Efficacy of chemotherapeutic treatment continues to vary drastically from patient to patient because of the complex development and progression of cancer. The standard treatment procedures involve identification of the types and stages of cancer, followed by a plethora of therapies, however, with little or no room for personalizing the treatment. The objective of the current study is to develop a biologically consistent mathematical model of an avascular tumor, considering the mass transfer, pharmacological and pharmacodynamic characteristics of chemotherapy drugs and nutrients. The model simulation results are used to study progression of the tumor growth, while monitoring efficacy of the chemotherapeutic drugs, namely, cisplatin and paclitaxel. The simulations are performed using CompuCell3D, a Glazier-Graner-Hogeweg (GGH) model-based software integrated with partial differential solver, FiPy. Specifically, the developed model in this study considers the individual and combinatorial administration of the drugs. The model simulation results, with GGH as the underlying principle, allow studying the dynamics of the tumor at an individual cell-scale, while monitoring the cell-cycle phase, nutrient and drug uptakes, and cell repair. The simulation results reveal that paclitaxel is more potent than cisplatin when both drugs are administered combinatorically.

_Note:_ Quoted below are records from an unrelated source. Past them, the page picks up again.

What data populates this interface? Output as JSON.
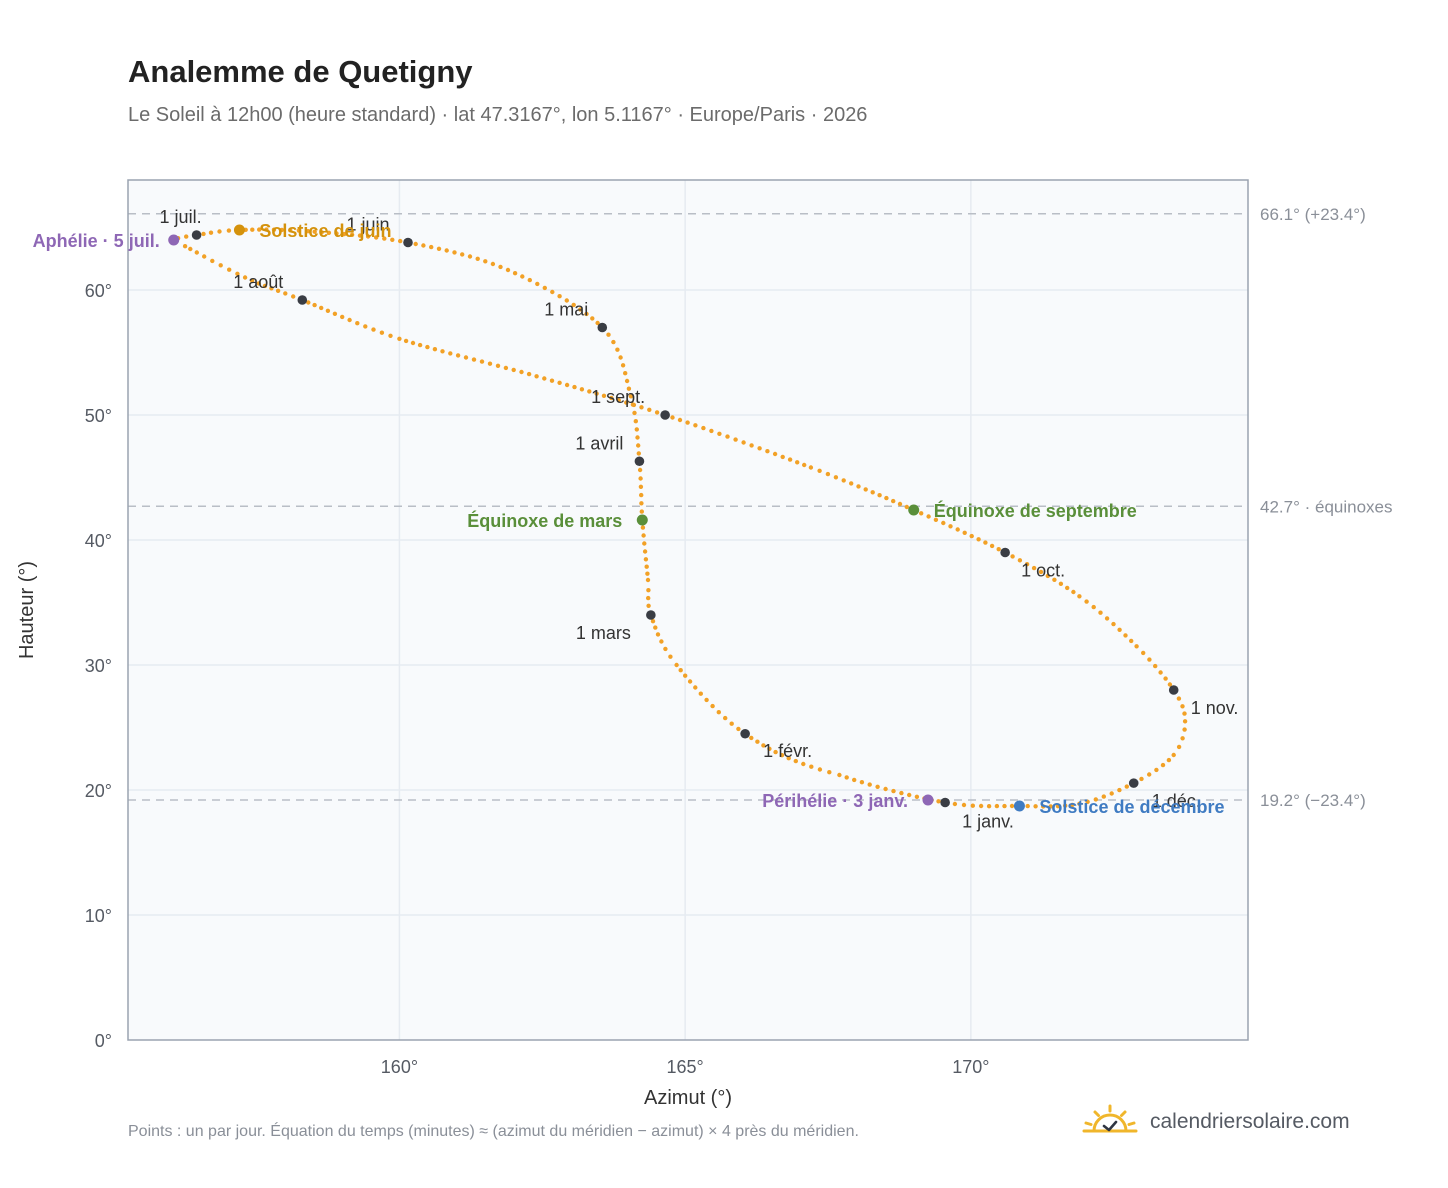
{
  "header": {
    "title": "Analemme de Quetigny",
    "subtitle": "Le Soleil à 12h00 (heure standard) · lat 47.3167°, lon 5.1167° · Europe/Paris · 2026"
  },
  "footer": {
    "note": "Points : un par jour. Équation du temps (minutes) ≈ (azimut du méridien − azimut) × 4 près du méridien.",
    "brand": "calendriersolaire.com"
  },
  "colors": {
    "curve": "#f2a126",
    "month_dot": "#3a3d44",
    "solstice_june": "#d4920c",
    "equinox": "#5a8f3a",
    "solstice_december": "#3f7bc2",
    "apsis": "#8e67b5",
    "grid": "#e6ebf1",
    "plot_bg": "#f8fafc",
    "frame": "#9aa3b0",
    "ref_line": "#b9bec6"
  },
  "chart_data": {
    "type": "scatter",
    "xlabel": "Azimut (°)",
    "ylabel": "Hauteur (°)",
    "xlim": [
      155.25,
      174.85
    ],
    "ylim": [
      0,
      68.8
    ],
    "x_ticks": [
      160,
      165,
      170
    ],
    "x_tick_labels": [
      "160°",
      "165°",
      "170°"
    ],
    "y_ticks": [
      0,
      10,
      20,
      30,
      40,
      50,
      60
    ],
    "y_tick_labels": [
      "0°",
      "10°",
      "20°",
      "30°",
      "40°",
      "50°",
      "60°"
    ],
    "grid": true,
    "reference_lines": [
      {
        "y": 66.1,
        "label": "66.1° (+23.4°)"
      },
      {
        "y": 42.7,
        "label": "42.7° · équinoxes"
      },
      {
        "y": 19.2,
        "label": "19.2° (−23.4°)"
      }
    ],
    "analemma_path": [
      [
        169.55,
        19.0
      ],
      [
        170.85,
        18.72
      ],
      [
        171.9,
        18.9
      ],
      [
        172.85,
        20.55
      ],
      [
        173.55,
        22.8
      ],
      [
        173.75,
        25.5
      ],
      [
        173.55,
        28.0
      ],
      [
        172.9,
        31.5
      ],
      [
        171.9,
        35.5
      ],
      [
        170.6,
        39.0
      ],
      [
        169.0,
        42.4
      ],
      [
        167.2,
        45.8
      ],
      [
        164.65,
        50.0
      ],
      [
        162.4,
        53.1
      ],
      [
        160.0,
        56.1
      ],
      [
        158.3,
        59.2
      ],
      [
        157.3,
        61.0
      ],
      [
        156.25,
        63.5
      ],
      [
        156.05,
        64.0
      ],
      [
        156.45,
        64.4
      ],
      [
        157.2,
        64.8
      ],
      [
        158.4,
        64.7
      ],
      [
        160.15,
        63.8
      ],
      [
        161.9,
        61.6
      ],
      [
        163.55,
        57.0
      ],
      [
        164.05,
        51.5
      ],
      [
        164.2,
        46.3
      ],
      [
        164.25,
        41.6
      ],
      [
        164.35,
        36.8
      ],
      [
        164.4,
        34.0
      ],
      [
        164.85,
        30.0
      ],
      [
        166.05,
        24.5
      ],
      [
        167.7,
        21.2
      ],
      [
        169.55,
        19.0
      ]
    ],
    "months": [
      {
        "label": "1 janv.",
        "x": 169.55,
        "y": 19.0
      },
      {
        "label": "1 févr.",
        "x": 166.05,
        "y": 24.5
      },
      {
        "label": "1 mars",
        "x": 164.4,
        "y": 34.0
      },
      {
        "label": "1 avril",
        "x": 164.2,
        "y": 46.3
      },
      {
        "label": "1 mai",
        "x": 163.55,
        "y": 57.0
      },
      {
        "label": "1 juin",
        "x": 160.15,
        "y": 63.8
      },
      {
        "label": "1 juil.",
        "x": 156.45,
        "y": 64.4
      },
      {
        "label": "1 août",
        "x": 158.3,
        "y": 59.2
      },
      {
        "label": "1 sept.",
        "x": 164.65,
        "y": 50.0
      },
      {
        "label": "1 oct.",
        "x": 170.6,
        "y": 39.0
      },
      {
        "label": "1 nov.",
        "x": 173.55,
        "y": 28.0
      },
      {
        "label": "1 déc.",
        "x": 172.85,
        "y": 20.55
      }
    ],
    "events": [
      {
        "label": "Solstice de juin",
        "x": 157.2,
        "y": 64.8
      },
      {
        "label": "Équinoxe de mars",
        "x": 164.25,
        "y": 41.6
      },
      {
        "label": "Équinoxe de septembre",
        "x": 169.0,
        "y": 42.4
      },
      {
        "label": "Solstice de décembre",
        "x": 170.85,
        "y": 18.72
      },
      {
        "label": "Aphélie · 5 juil.",
        "x": 156.05,
        "y": 64.0
      },
      {
        "label": "Périhélie · 3 janv.",
        "x": 169.25,
        "y": 19.2
      }
    ]
  }
}
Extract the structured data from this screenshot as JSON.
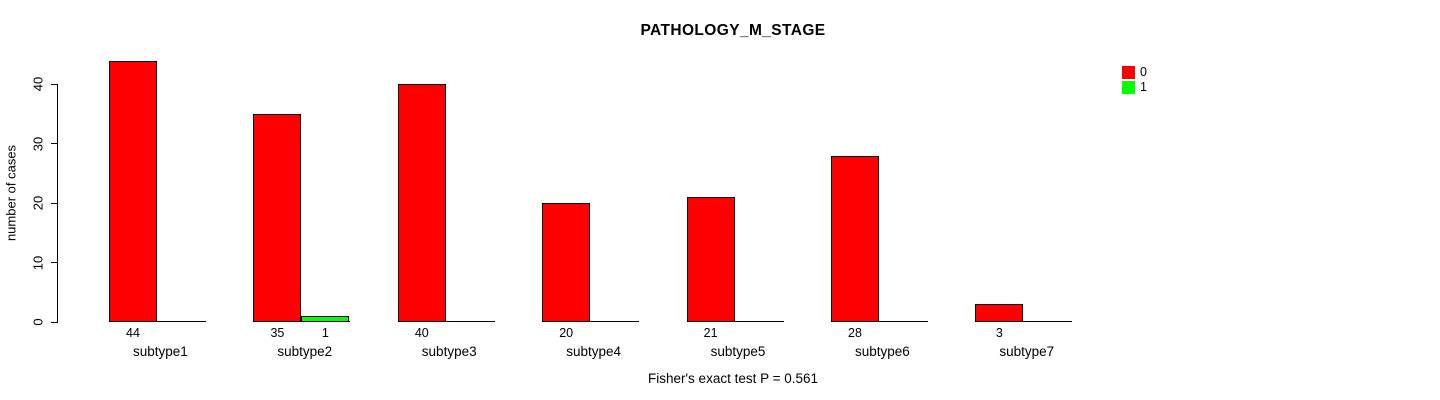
{
  "chart_data": {
    "type": "bar",
    "title": "PATHOLOGY_M_STAGE",
    "ylabel": "number of cases",
    "xlabel": "",
    "footnote": "Fisher's exact test P = 0.561",
    "categories": [
      "subtype1",
      "subtype2",
      "subtype3",
      "subtype4",
      "subtype5",
      "subtype6",
      "subtype7"
    ],
    "series": [
      {
        "name": "0",
        "color": "#FF0000",
        "values": [
          44,
          35,
          40,
          20,
          21,
          28,
          3
        ]
      },
      {
        "name": "1",
        "color": "#00FF00",
        "values": [
          0,
          1,
          0,
          0,
          0,
          0,
          0
        ]
      }
    ],
    "visible_value_labels": [
      "44",
      "35",
      "1",
      "40",
      "20",
      "21",
      "28",
      "3"
    ],
    "yticks": [
      0,
      10,
      20,
      30,
      40
    ],
    "ylim": [
      0,
      45
    ],
    "grid": false,
    "legend_position": "top-right",
    "colors": {
      "background": "#FFFFFF",
      "axis": "#000000",
      "text": "#000000",
      "bar_border": "#000000"
    }
  }
}
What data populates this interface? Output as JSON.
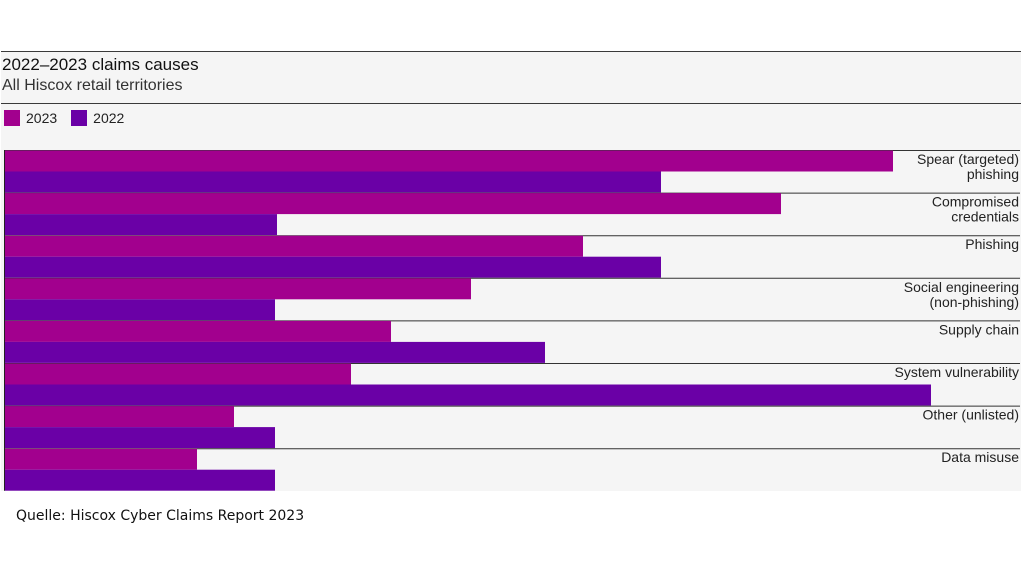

由于癌症的复杂发展和进展，化疗治疗的疗效因患者而异。标准的治疗程序包括识别癌症的类型和阶段，然后进行大量的治疗，然而，几乎没有或没有个性化治疗的空间。当前研究的目的是开发一个生物学上一致的无血管肿瘤数学模型，考虑到化疗药物和营养物质的传质、药理学和药效学特征。模型模拟结果用于研究肿瘤生长的进展，同时监测化疗药物，即顺铂和紫杉醇的疗效。使用 CompuCell3D 进行模拟，与偏微分求解器 FiPy 集成的基于 Glazier-Graner-Hogeweg (GGH) 模型的软件。具体而言，本研究中开发的模型考虑了药物的单独给药和组合给药。以 GGH 为基本原理的模型模拟结果允许在单个细胞尺度上研究肿瘤的动力学，同时监测细胞周期阶段、营养和药物吸收以及细胞修复。模拟结果表明，当两种药物联合给药时，紫杉醇比顺铂更有效。允许在单个细胞尺度上研究肿瘤的动态，同时监测细胞周期阶段、营养和药物摄取以及细胞修复。模拟结果表明，当两种药物联合给药时，紫杉醇比顺铂更有效。允许在单个细胞尺度上研究肿瘤的动态，同时监测细胞周期阶段、营养和药物摄取以及细胞修复。模拟结果表明，当两种药物联合给药时，紫杉醇比顺铂更有效。